Bien sûr, les
macronistes en appellent à l’unité nationale et demandent
d’éviter les critiques en cette période de crise. Mais cela se heurte à
deux limites. D’abord, il faudrait qu’ils soient plus exemplaires en la matière,
eux qui sont si prompts à incriminer
l’opposition ou les
français, quand
ce n’est pas l’ancienne ministre de la santé qui rompt les rangs le lendemain
des municipales. Ensuite, c’est
cette pression critique qui permet aussi d’avancer, comme le montre le report
des municipales…
Parapluie
et boucs émissaires
Bien sûr,
gérer une telle crise est extraordinairement complexe et dure. Mais ce qui
frappe depuis quelques jours, c’est à quel point la majorité cherche à se
protéger et à se défausser de ses responsabilités en incriminant les uns et les
autres. Dès
l’intervention du 12 mars, Macron s’est ainsi abrité de nombreuses fois
derrière l’avis des scientifiques pour justifier le maintien du premier
tour des municipales, alors que beaucoup plaidaient pour un changement de
direction, comme
dans le Quotidien du Médecin le 6
mars, ainsi que l’a rapporté le site Les
Crises. Et parallèlement, fuitait l’opposition du président du Sénat et
de Laurent Fabius à tout report, relayée
par des députés de la majorité. Mais ces deux épisodes posent des problèmes
de cohérence, et globalement de crédibilité.
D’abord, les
deux versions sont contradictoires : pourquoi
donc le président aurait proposé un report à Gérard Larcher si les
scientifiques ne voyaient pas de problème à l’organisation du premier
tour ? Les deux versions se contredisent et révèlent en creux,
logiquement, qu’une bonne partie du conseil scientifique était opposée au
maintien des élections du dimanche 15 mars. Et quelle
farce de vouloir nous faire croire que Macron aurait reculé face au président
du Sénat sur un tel sujet. Il a tout de même démontré une capacité à
avancer comme un bulldozer malgré l’opposition des partis adverses et de
l’opinion en de nombreuses occasions depuis son élection ! Ne peut-on pas
plutôt imaginer qu’il préférait politiquement que les élections aient lieu pour
solder un épisode politique peu en sa faveur ?
Le tour de
passe-passe qui a été réalisé sur le sujet a seulement pour but d’exonérer le
président de sa responsabilité dans la tenue du premier tour, au mépris de la
lutte contre la propagation de l’épidémie.

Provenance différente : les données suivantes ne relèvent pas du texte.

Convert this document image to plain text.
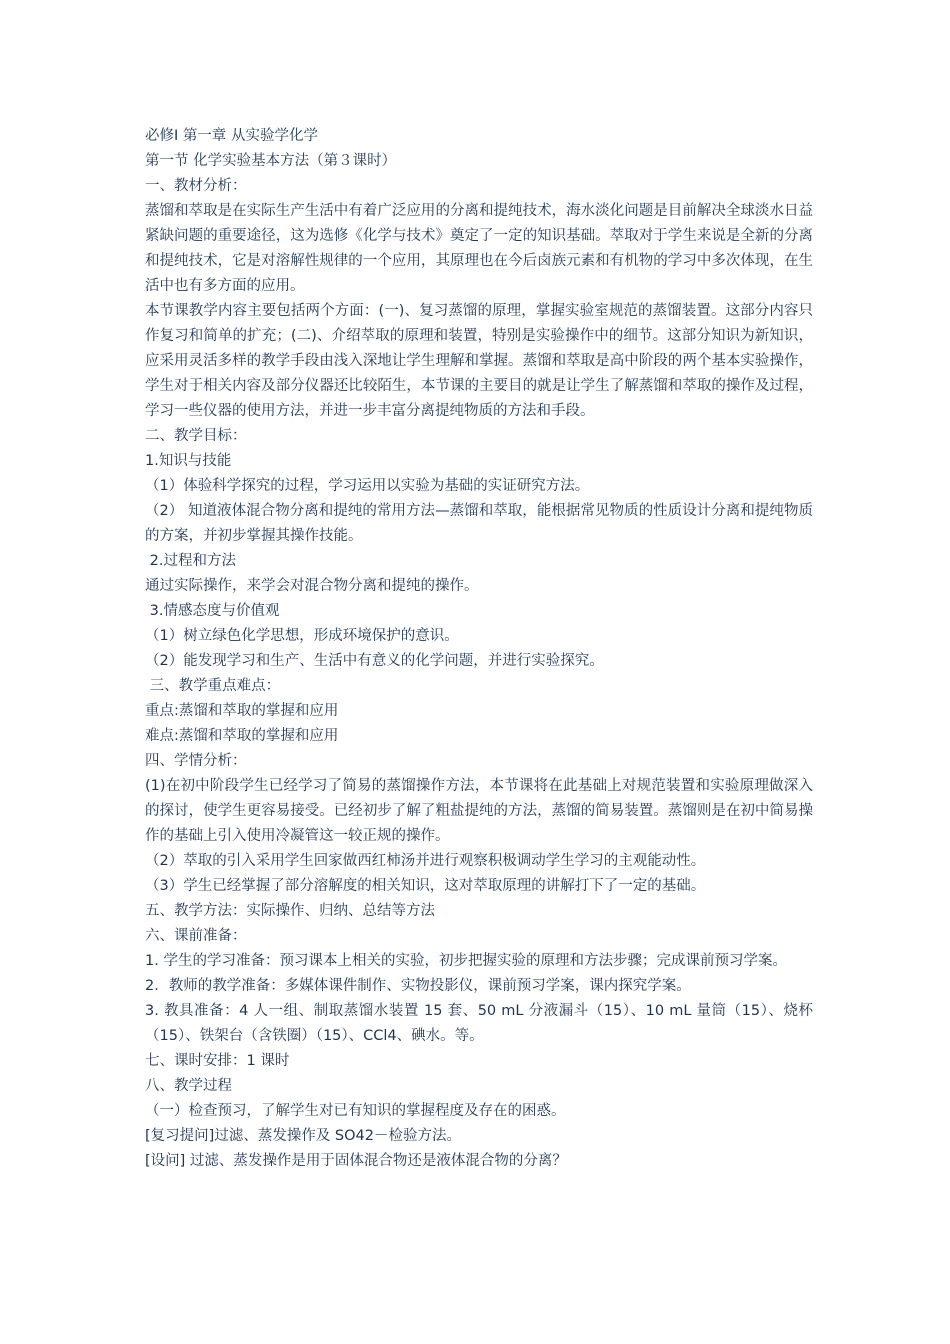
必修Ⅰ 第一章 从实验学化学
第一节 化学实验基本方法（第３课时）
一、教材分析：
蒸馏和萃取是在实际生产生活中有着广泛应用的分离和提纯技术，海水淡化问题是目前解决全球淡水日益紧缺问题的重要途径，这为选修《化学与技术》奠定了一定的知识基础。萃取对于学生来说是全新的分离和提纯技术，它是对溶解性规律的一个应用，其原理也在今后卤族元素和有机物的学习中多次体现，在生活中也有多方面的应用。
本节课教学内容主要包括两个方面：(一)、复习蒸馏的原理，掌握实验室规范的蒸馏装置。这部分内容只作复习和简单的扩充；(二)、介绍萃取的原理和装置，特别是实验操作中的细节。这部分知识为新知识，应采用灵活多样的教学手段由浅入深地让学生理解和掌握。蒸馏和萃取是高中阶段的两个基本实验操作，学生对于相关内容及部分仪器还比较陌生，本节课的主要目的就是让学生了解蒸馏和萃取的操作及过程，学习一些仪器的使用方法，并进一步丰富分离提纯物质的方法和手段。
二、教学目标：
1.知识与技能
（1）体验科学探究的过程，学习运用以实验为基础的实证研究方法。
（2） 知道液体混合物分离和提纯的常用方法—蒸馏和萃取，能根据常见物质的性质设计分离和提纯物质的方案，并初步掌握其操作技能。
2.过程和方法
通过实际操作，来学会对混合物分离和提纯的操作。
3.情感态度与价值观
（1）树立绿色化学思想，形成环境保护的意识。
（2）能发现学习和生产、生活中有意义的化学问题，并进行实验探究。
三、教学重点难点：
重点:蒸馏和萃取的掌握和应用
难点:蒸馏和萃取的掌握和应用
四、学情分析：
(1)在初中阶段学生已经学习了简易的蒸馏操作方法，本节课将在此基础上对规范装置和实验原理做深入的探讨，使学生更容易接受。已经初步了解了粗盐提纯的方法，蒸馏的简易装置。蒸馏则是在初中简易操作的基础上引入使用冷凝管这一较正规的操作。
（2）萃取的引入采用学生回家做西红柿汤并进行观察积极调动学生学习的主观能动性。
（3）学生已经掌握了部分溶解度的相关知识，这对萃取原理的讲解打下了一定的基础。
五、教学方法：实际操作、归纳、总结等方法
六、课前准备：
1. 学生的学习准备：预习课本上相关的实验，初步把握实验的原理和方法步骤；完成课前预习学案。
2．教师的教学准备：多媒体课件制作、实物投影仪，课前预习学案，课内探究学案。
3. 教具准备：4 人一组、制取蒸馏水装置 15 套、50 mL 分液漏斗（15）、10 mL 量筒（15）、烧杯（15）、铁架台（含铁圈）（15）、CCl4、碘水。等。
七、课时安排：1 课时
八、教学过程
（一）检查预习，了解学生对已有知识的掌握程度及存在的困惑。
[复习提问]过滤、蒸发操作及 SO42－检验方法。
[设问] 过滤、蒸发操作是用于固体混合物还是液体混合物的分离？
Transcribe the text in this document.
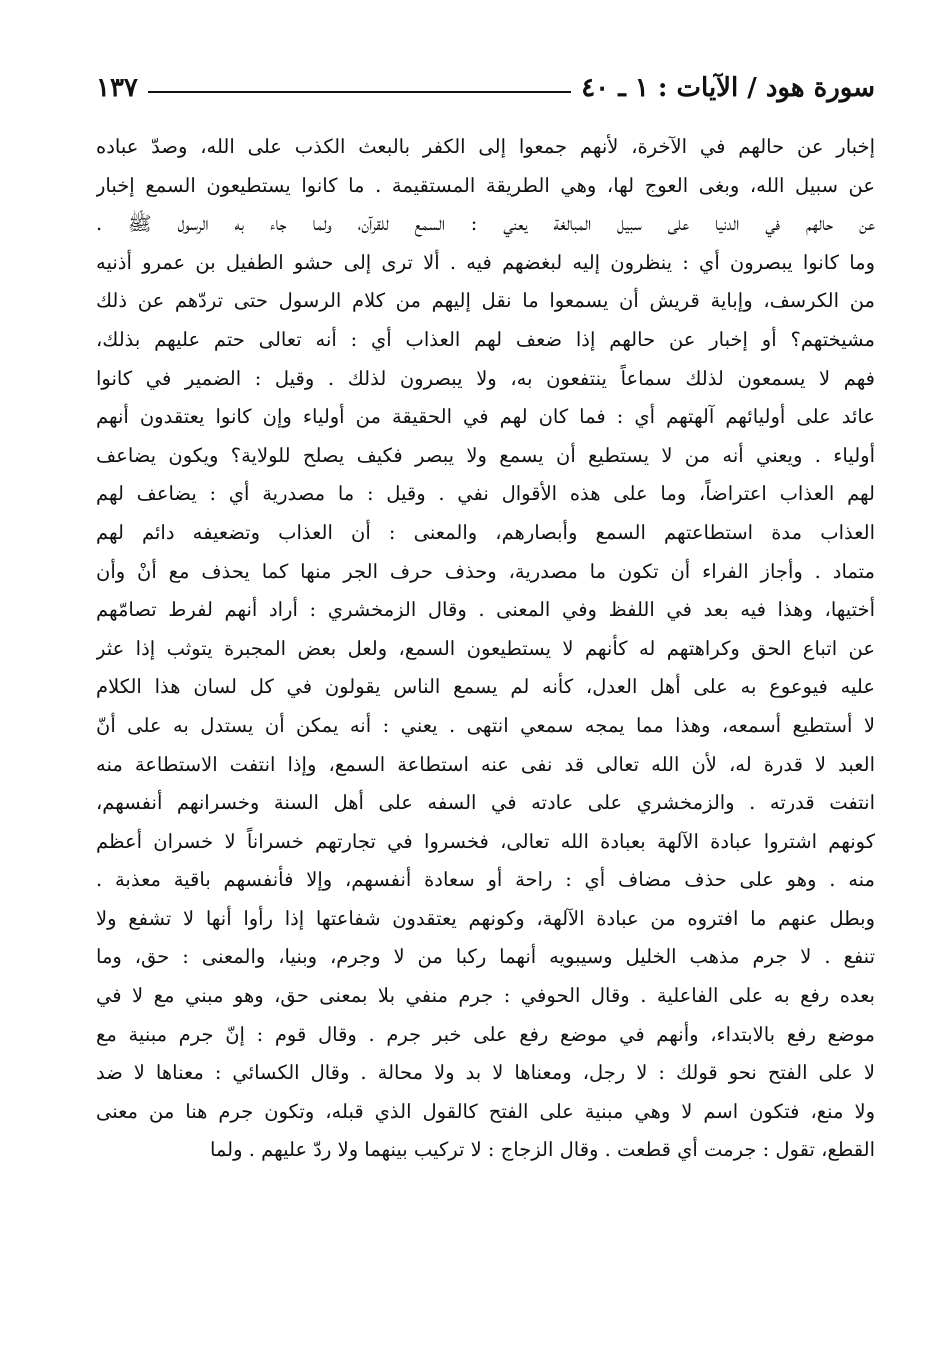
سورة هود / الآيات : ١ ـ ٤٠
١٣٧
إخبار عن حالهم في الآخرة، لأنهم جمعوا إلى الكفر بالبعث الكذب على الله، وصدّ عباده
عن سبيل الله، وبغى العوج لها، وهي الطريقة المستقيمة . ما كانوا يستطيعون السمع إخبار
عن حالهم في الدنيا على سبيل المبالغة يعني : السمع للقرآن، ولما جاء به الرسول ﷺ .
وما كانوا يبصرون أي : ينظرون إليه لبغضهم فيه . ألا ترى إلى حشو الطفيل بن عمرو أذنيه
من الكرسف، وإباية قريش أن يسمعوا ما نقل إليهم من كلام الرسول حتى تردّهم عن ذلك
مشيختهم؟ أو إخبار عن حالهم إذا ضعف لهم العذاب أي : أنه تعالى حتم عليهم بذلك،
فهم لا يسمعون لذلك سماعاً ينتفعون به، ولا يبصرون لذلك . وقيل : الضمير في كانوا
عائد على أوليائهم آلهتهم أي : فما كان لهم في الحقيقة من أولياء وإن كانوا يعتقدون أنهم
أولياء . ويعني أنه من لا يستطيع أن يسمع ولا يبصر فكيف يصلح للولاية؟ ويكون يضاعف
لهم العذاب اعتراضاً، وما على هذه الأقوال نفي . وقيل : ما مصدرية أي : يضاعف لهم
العذاب مدة استطاعتهم السمع وأبصارهم، والمعنى : أن العذاب وتضعيفه دائم لهم
متماد . وأجاز الفراء أن تكون ما مصدرية، وحذف حرف الجر منها كما يحذف مع أنْ وأن
أختيها، وهذا فيه بعد في اللفظ وفي المعنى . وقال الزمخشري : أراد أنهم لفرط تصامّهم
عن اتباع الحق وكراهتهم له كأنهم لا يستطيعون السمع، ولعل بعض المجبرة يتوثب إذا عثر
عليه فيوعوع به على أهل العدل، كأنه لم يسمع الناس يقولون في كل لسان هذا الكلام
لا أستطيع أسمعه، وهذا مما يمجه سمعي انتهى . يعني : أنه يمكن أن يستدل به على أنّ
العبد لا قدرة له، لأن الله تعالى قد نفى عنه استطاعة السمع، وإذا انتفت الاستطاعة منه
انتفت قدرته . والزمخشري على عادته في السفه على أهل السنة وخسرانهم أنفسهم،
كونهم اشتروا عبادة الآلهة بعبادة الله تعالى، فخسروا في تجارتهم خسراناً لا خسران أعظم
منه . وهو على حذف مضاف أي : راحة أو سعادة أنفسهم، وإلا فأنفسهم باقية معذبة .
وبطل عنهم ما افتروه من عبادة الآلهة، وكونهم يعتقدون شفاعتها إذا رأوا أنها لا تشفع ولا
تنفع . لا جرم مذهب الخليل وسيبويه أنهما ركبا من لا وجرم، وبنيا، والمعنى : حق، وما
بعده رفع به على الفاعلية . وقال الحوفي : جرم منفي بلا بمعنى حق، وهو مبني مع لا في
موضع رفع بالابتداء، وأنهم في موضع رفع على خبر جرم . وقال قوم : إنّ جرم مبنية مع
لا على الفتح نحو قولك : لا رجل، ومعناها لا بد ولا محالة . وقال الكسائي : معناها لا ضد
ولا منع، فتكون اسم لا وهي مبنية على الفتح كالقول الذي قبله، وتكون جرم هنا من معنى
القطع، تقول : جرمت أي قطعت . وقال الزجاج : لا تركيب بينهما ولا ردّ عليهم . ولما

Le rôle d’Agnès Buzyn n’est pas très
clair non plus. Sa
déclaration post-élection où elle incrimine président et Premier ministre
la met également en porte-à-faux par rapport à ses déclarations rassurantes du
mois de janvier. En outre, pourquoi avoir accepté de prendre la tête de la
campagne municipale à Paris et avoir abandonné son ministère si elle pensait
que les municipales n’auraient pas lieu ? Décidément, Macron semble avoir
un don pour s’entourer de personnes de petite qualité…
C’est encore
le cas avec Olivier Veran, qui
clame de manière orwellienne sa transparence. Son
interview dans le Figaro daté d’hier
est un monument de tout ce qui est exécrable en politique, digne des infox de
Trump. Sur le manque de masques, il incrimine les majorités précédentes en
détaillant tout ce qu’il a fait, démontrant de facto que l’Etat a agi bien tard,
étant donné le manque actuel de masques. Il soutient également que « les
masques sont inutiles pour se protéger », ce qui est faux puisque
cela protège les autres. Ne serait-il pas plus honnête de simplement dire que
nous manquons de masques et que nous privilégions les usages les plus
importants ? Et sur le manque de tests, il ose dire que la
non-systématisation « suivrait
scrupuleusement les doctrines de l’OMS », un énorme mensonge.
Le retour
des Gaulois réfractaires
Depuis dimanche
dernier, les français sont devenus l’autre bouc-émissaire de la macronie, les
images des parcs et marchés le dimanche ayant généré de nombreuses réactions.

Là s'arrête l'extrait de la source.